Wed Nov 7, 2007
234 Moses Hall, 6–8 PM
|Working Group in the History and Philosophy of Logic, Mathematics, and Science
Kevin Kelly (Carnegie Mellon University)
Truth-conduciveness Without Reliability: A Non-theological Explanation of Ockham’s Razor
Science could not get far without a systematic bias in favor of simpler theories, often referred to as “Ockham’s razor”. Indeed, no longer is such a bias a matter of the private “bon sense” of the individual theorist—it is now very publicly implemented in the most advanced statistical and computational techniques for inferring theories and causes from empirical data. But none of the recent technical literature resolves the most obvious puzzle raised by such practice, which is, to echo the Meno paradox: if we already know that the truth is simple, we don’t need Ockham’s razor and if we don’t, then why should we suppose that Ockham’s razor is truth-conducive?
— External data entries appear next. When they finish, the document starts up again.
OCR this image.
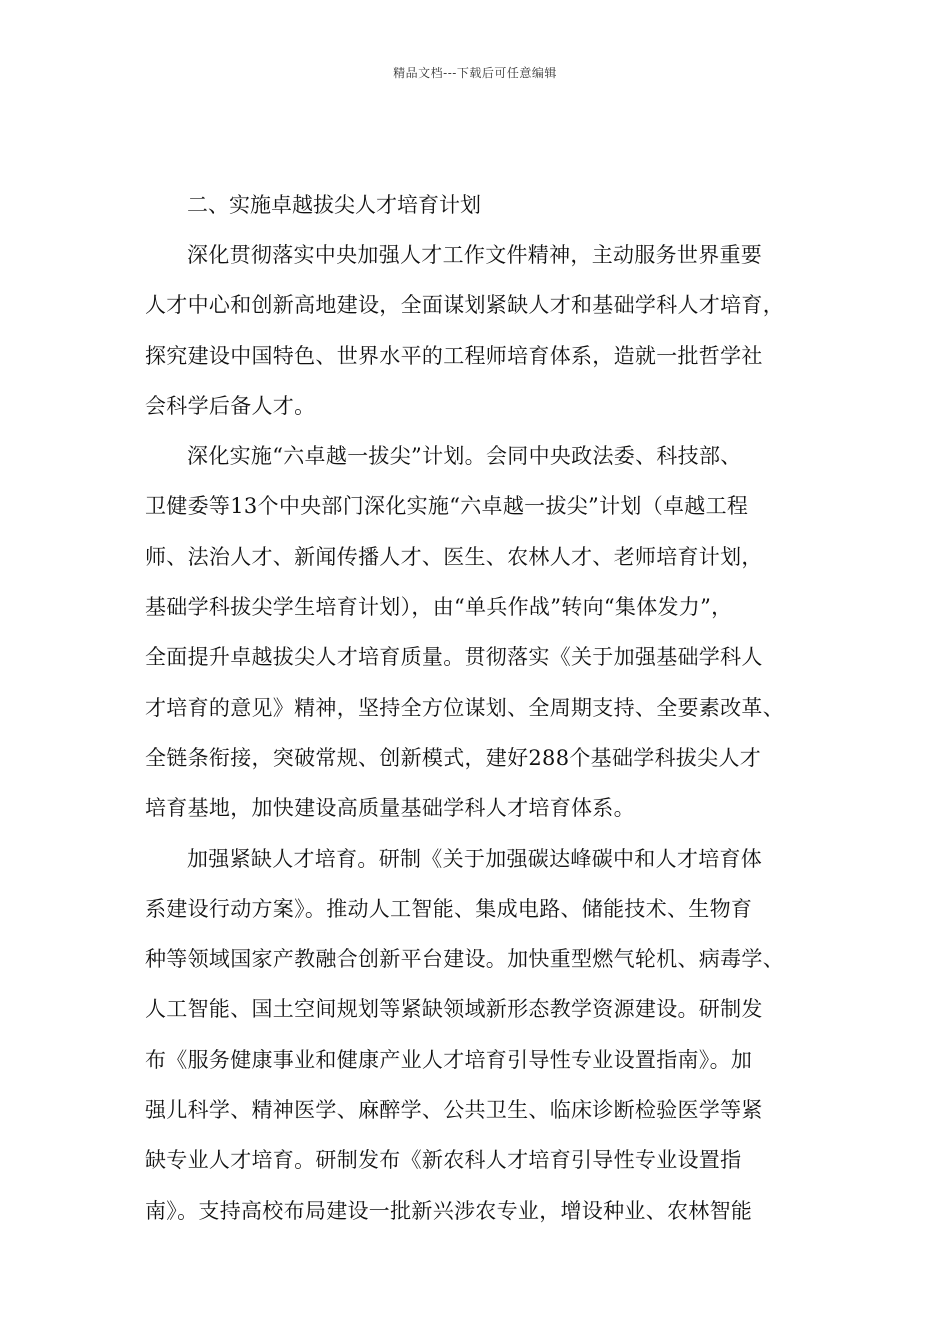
精品文档---下载后可任意编辑
二、实施卓越拔尖人才培育计划
深化贯彻落实中央加强人才工作文件精神，主动服务世界重要
人才中心和创新高地建设，全面谋划紧缺人才和基础学科人才培育，
探究建设中国特色、世界水平的工程师培育体系，造就一批哲学社
会科学后备人才。
深化实施“六卓越一拔尖”计划。会同中央政法委、科技部、
卫健委等13个中央部门深化实施“六卓越一拔尖”计划（卓越工程
师、法治人才、新闻传播人才、医生、农林人才、老师培育计划，
基础学科拔尖学生培育计划），由“单兵作战”转向“集体发力”，
全面提升卓越拔尖人才培育质量。贯彻落实《关于加强基础学科人
才培育的意见》精神，坚持全方位谋划、全周期支持、全要素改革、
全链条衔接，突破常规、创新模式，建好288个基础学科拔尖人才
培育基地，加快建设高质量基础学科人才培育体系。
加强紧缺人才培育。研制《关于加强碳达峰碳中和人才培育体
系建设行动方案》。推动人工智能、集成电路、储能技术、生物育
种等领域国家产教融合创新平台建设。加快重型燃气轮机、病毒学、
人工智能、国土空间规划等紧缺领域新形态教学资源建设。研制发
布《服务健康事业和健康产业人才培育引导性专业设置指南》。加
强儿科学、精神医学、麻醉学、公共卫生、临床诊断检验医学等紧
缺专业人才培育。研制发布《新农科人才培育引导性专业设置指
南》。支持高校布局建设一批新兴涉农专业，增设种业、农林智能
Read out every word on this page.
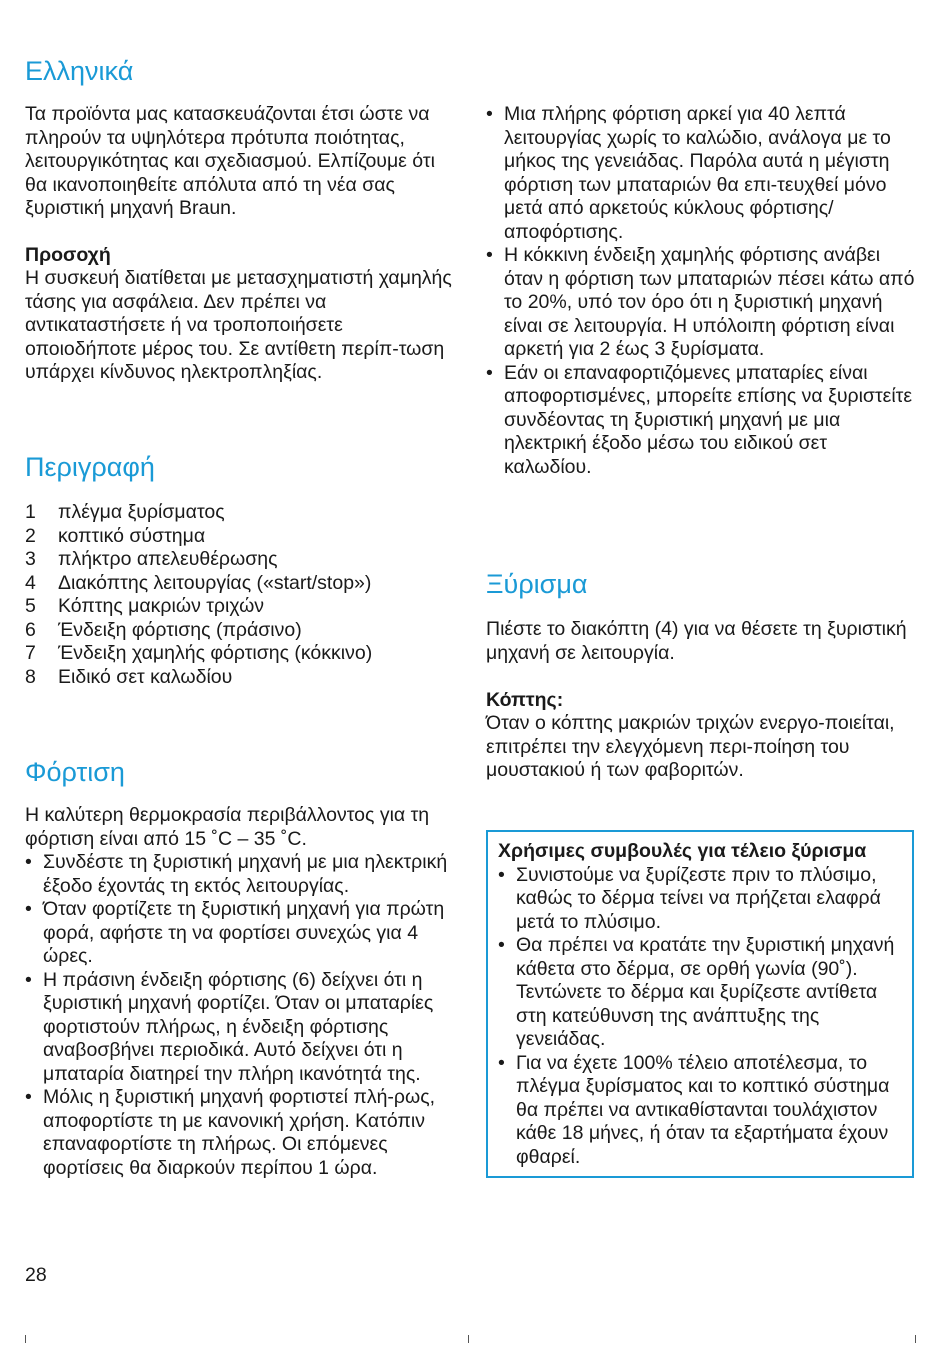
Ελληνικά

Τα προϊόντα μας κατασκευάζονται έτσι ώστε να πληρούν τα υψηλότερα πρότυπα ποιότητας, λειτουργικότητας και σχεδιασμού. Ελπίζουμε ότι θα ικανοποιηθείτε απόλυτα από τη νέα σας ξυριστική μηχανή Braun.

Προσοχή

Η συσκευή διατίθεται με μετασχηματιστή χαμηλής τάσης για ασφάλεια. Δεν πρέπει να αντικαταστήσετε ή να τροποποιήσετε οποιοδήποτε μέρος του. Σε αντίθετη περίπ-τωση υπάρχει κίνδυνος ηλεκτροπληξίας.

Περιγραφή
1	πλέγμα ξυρίσματος
2	κοπτικό σύστημα
3	πλήκτρο απελευθέρωσης
4	Διακόπτης λειτουργίας («start/stop»)
5	Κόπτης μακριών τριχών
6	Ένδειξη φόρτισης (πράσινο)
7	Ένδειξη χαμηλής φόρτισης (κόκκινο)
8	Ειδικό σετ καλωδίου
Φόρτιση

Η καλύτερη θερμοκρασία περιβάλλοντος για τη φόρτιση είναι από 15 ˚C – 35 ˚C.

• Συνδέστε τη ξυριστική μηχανή με μια ηλεκτρική έξοδο έχοντάς τη εκτός λειτουργίας.
• Όταν φορτίζετε τη ξυριστική μηχανή για πρώτη φορά, αφήστε τη να φορτίσει συνεχώς για 4 ώρες.
• Η πράσινη ένδειξη φόρτισης (6) δείχνει ότι η ξυριστική μηχανή φορτίζει. Όταν οι μπαταρίες φορτιστούν πλήρως, η ένδειξη φόρτισης αναβοσβήνει περιοδικά. Αυτό δείχνει ότι η μπαταρία διατηρεί την πλήρη ικανότητά της.
• Μόλις η ξυριστική μηχανή φορτιστεί πλή-ρως, αποφορτίστε τη με κανονική χρήση. Κατόπιν επαναφορτίστε τη πλήρως. Οι επόμενες φορτίσεις θα διαρκούν περίπου 1 ώρα.
• Μια πλήρης φόρτιση αρκεί για 40 λεπτά λειτουργίας χωρίς το καλώδιο, ανάλογα με το μήκος της γενειάδας. Παρόλα αυτά η μέγιστη φόρτιση των μπαταριών θα επι-τευχθεί μόνο μετά από αρκετούς κύκλους φόρτισης/αποφόρτισης.
• Η κόκκινη ένδειξη χαμηλής φόρτισης ανάβει όταν η φόρτιση των μπαταριών πέσει κάτω από το 20%, υπό τον όρο ότι η ξυριστική μηχανή είναι σε λειτουργία. Η υπόλοιπη φόρτιση είναι αρκετή για 2 έως 3 ξυρίσματα.
• Εάν οι επαναφορτιζόμενες μπαταρίες είναι αποφορτισμένες, μπορείτε επίσης να ξυριστείτε συνδέοντας τη ξυριστική μηχανή με μια ηλεκτρική έξοδο μέσω του ειδικού σετ καλωδίου.
Ξύρισμα

Πιέστε το διακόπτη (4) για να θέσετε τη ξυριστική μηχανή σε λειτουργία.

Κόπτης:

Όταν ο κόπτης μακριών τριχών ενεργο-ποιείται, επιτρέπει την ελεγχόμενη περι-ποίηση του μουστακιού ή των φαβοριτών.

Χρήσιμες συμβουλές για τέλειο ξύρισμα

• Συνιστούμε να ξυρίζεστε πριν το πλύσιμο, καθώς το δέρμα τείνει να πρήζεται ελαφρά μετά το πλύσιμο.
• Θα πρέπει να κρατάτε την ξυριστική μηχανή κάθετα στο δέρμα, σε ορθή γωνία (90˚). Τεντώνετε το δέρμα και ξυρίζεστε αντίθετα στη κατεύθυνση της ανάπτυξης της γενειάδας.
• Για να έχετε 100% τέλειο αποτέλεσμα, το πλέγμα ξυρίσματος και το κοπτικό σύστημα θα πρέπει να αντικαθίστανται τουλάχιστον κάθε 18 μήνες, ή όταν τα εξαρτήματα έχουν φθαρεί.
28
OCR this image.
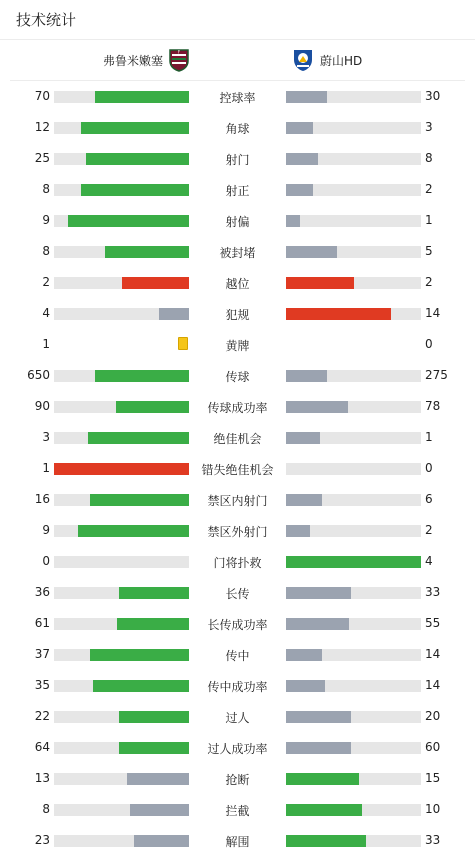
技术统计
弗鲁米嫩塞
F
蔚山HD
70	控球率	30
12	角球	3
25	射门	8
8	射正	2
9	射偏	1
8	被封堵	5
2	越位	2
4	犯规	14
1	黄牌	0
650	传球	275
90	传球成功率	78
3	绝佳机会	1
1	错失绝佳机会	0
16	禁区内射门	6
9	禁区外射门	2
0	门将扑救	4
36	长传	33
61	长传成功率	55
37	传中	14
35	传中成功率	14
22	过人	20
64	过人成功率	60
13	抢断	15
8	拦截	10
23	解围	33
In his Monadology, Leibniz embraced the first horn: knowledge that God exists implies that he would make the best (most elegant) world. In an amusing twist, Robert C. Koons has reversed the implication, arguing that if Ockham’s razor produces scientific knowledge, it must have at least some supernatural assistance. I agree in spirit with Koons’ argument, but I view it as a reductio against the thesis that truth conduciveness must imply naturalistic reliability or truth-tracking, rather than as a proof that God exists. Instead, I propose that Ockham’s razor is optimally certifiably truth-conducive even if it is unreliable or fails to track the truth. The idea (theorem) is that Ockham’s razor converges to the truth under the least certifiable bound on reversals of opinion prior to convergence, no matter how complex the truth happens to be. That raises an interesting question about whether scientific knowledge must be produced by a reliable or truth-tracking method. If so, an awkward incoherence arises within science: everything we see and do could be the same, but knowledge implies the existence of a hidden, chance correlation between simplicity and truth. Thus, attributions of scientific knowledge produced by Ockham’s razor violate Ockham’s razor!